Bill 102 explained in plain English
French Language Services in MPP Constituency Offices Act, 2017
Ontario legislature bill summary, status, timeline, sponsor, votes, and official sources.
At a glance
Official Legislative Assembly of Ontario snapshot for 41st Parliament, 2nd Session. Representative vote breakdowns appear when the Assembly publishes an Ayes and Nays page for the bill.
Our plain-language take, written for civic education.
Source: By PoliticalData.ca
The French Language Services in MPP Constituency Offices Act, 2017, extends the French Language Services Act to MPP constituency offices, granting people the right to French services from these offices.
This bill, the French Language Services in MPP Constituency Offices Act, 2017, amends the French Language Services Act to make it apply to the constituency offices of Members of Provincial Parliament (MPPs). It changes the definition of "service" to include services and communications provided by MPP constituency offices. It also clarifies that people have the right to communicate in and receive services in French from MPP constituency offices, subject to reasonable limitations. The bill comes into effect on June 8, 2018.
- Amends the French Language Services Act to include constituency offices of Members of Provincial Parliament (MPPs).
- Changes the definition of "service" to include services and communications provided by MPP constituency offices.
- Establishes the right for individuals to communicate in and receive available services in French from MPP constituency offices.
- States that these obligations are subject to reasonable limits if all reasonable measures for compliance have been taken.
- Sets a commencement date for the Act.
- Members of Provincial Parliament (MPPs) and their constituency offices
- Individuals seeking to communicate or receive services in French from MPP constituency offices
- Government agencies
- Institutions of the Legislature
- Individuals have the right to communicate in French with, and receive available services in French from, MPP constituency offices.
- The obligations of MPP constituency offices are subject to reasonable limits if all reasonable measures and plans for compliance have been taken.
- The Act comes into force on June 8, 2018.
- The extent to which limits on obligations are considered 'reasonable and necessary' is not detailed in the bill text.

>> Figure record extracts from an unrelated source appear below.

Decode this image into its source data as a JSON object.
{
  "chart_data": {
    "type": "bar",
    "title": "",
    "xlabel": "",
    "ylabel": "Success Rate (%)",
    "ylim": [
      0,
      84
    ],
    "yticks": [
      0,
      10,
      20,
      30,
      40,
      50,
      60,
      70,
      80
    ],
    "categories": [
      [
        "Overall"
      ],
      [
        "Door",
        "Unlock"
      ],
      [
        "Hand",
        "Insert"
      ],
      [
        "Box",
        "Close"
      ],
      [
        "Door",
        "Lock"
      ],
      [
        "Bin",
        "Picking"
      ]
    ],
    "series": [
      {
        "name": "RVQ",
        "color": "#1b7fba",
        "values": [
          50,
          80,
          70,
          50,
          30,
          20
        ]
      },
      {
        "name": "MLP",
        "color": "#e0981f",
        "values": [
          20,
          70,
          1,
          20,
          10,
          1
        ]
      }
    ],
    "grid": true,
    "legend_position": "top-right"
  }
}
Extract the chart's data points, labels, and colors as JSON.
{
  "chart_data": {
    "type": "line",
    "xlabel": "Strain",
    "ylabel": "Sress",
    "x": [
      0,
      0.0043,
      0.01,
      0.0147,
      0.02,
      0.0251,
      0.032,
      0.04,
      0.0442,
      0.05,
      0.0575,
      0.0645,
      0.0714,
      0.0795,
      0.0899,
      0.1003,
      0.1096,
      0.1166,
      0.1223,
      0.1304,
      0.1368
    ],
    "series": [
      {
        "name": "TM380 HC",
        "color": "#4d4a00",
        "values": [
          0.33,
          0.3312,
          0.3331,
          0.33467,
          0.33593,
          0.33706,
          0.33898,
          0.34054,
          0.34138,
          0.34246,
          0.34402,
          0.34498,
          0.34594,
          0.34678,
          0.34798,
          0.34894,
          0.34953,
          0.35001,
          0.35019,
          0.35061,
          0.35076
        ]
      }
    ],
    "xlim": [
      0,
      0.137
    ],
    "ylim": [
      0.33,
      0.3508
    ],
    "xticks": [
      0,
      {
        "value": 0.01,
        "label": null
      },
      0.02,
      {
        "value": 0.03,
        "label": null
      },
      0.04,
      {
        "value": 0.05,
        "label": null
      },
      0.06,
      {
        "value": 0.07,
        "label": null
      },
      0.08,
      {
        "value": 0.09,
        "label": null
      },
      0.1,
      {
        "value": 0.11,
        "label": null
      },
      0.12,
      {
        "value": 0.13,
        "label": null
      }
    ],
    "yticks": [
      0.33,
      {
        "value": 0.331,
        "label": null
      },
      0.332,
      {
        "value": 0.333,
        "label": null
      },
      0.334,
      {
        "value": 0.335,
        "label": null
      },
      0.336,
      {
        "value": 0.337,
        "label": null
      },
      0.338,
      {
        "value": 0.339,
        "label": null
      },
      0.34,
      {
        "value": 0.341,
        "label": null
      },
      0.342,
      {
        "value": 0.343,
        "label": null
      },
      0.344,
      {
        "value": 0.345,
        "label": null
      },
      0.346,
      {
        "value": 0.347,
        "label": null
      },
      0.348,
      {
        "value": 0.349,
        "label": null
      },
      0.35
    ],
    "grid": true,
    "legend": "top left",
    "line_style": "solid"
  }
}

The bill states that these limits apply if 'all reasonable measures and plans for compliance with this Act have been taken or made'.
The Act is amended to apply to constituency offices of MPPs, including how "service" is defined and the rights of individuals to receive services in French from these offices.
Source: Explanatory Note
The definition of "service" is expanded to include any service or procedure provided to the public by a government agency, institution of the Legislature, or constituency office of a member of the Assembly, and all communications for that purpose.
Source: Section 1
This subsection is updated to confirm that a person has the right to communicate in and receive available services in French from, among other places, constituency offices of Members of the Assembly, if those offices are located in or serve a designated area.
Source: Section 2
This section is amended to state that the obligations of government agencies, institutions of the Legislature, and constituency offices under the Act are subject to reasonable limits if all reasonable measures and plans for compliance have been taken.
Source: Section 3
Generated using AI from official bill text. Not legal advice. It is written by PoliticalData.ca for civic education, automatically checked and spot-reviewed before publishing.
Official textProcess Snapshot
Vote Summary
This bill is still active. We only show vote counts after the legislature publishes a recorded division.
No published representative vote breakdown
This bill is still moving through the process. When a recorded division is published, representative positions can be listed here.
Official sources
Status, sponsor, votes, and timeline on this page are drawn from these official legislative sources and public records. Each summary above is attributed to its own source.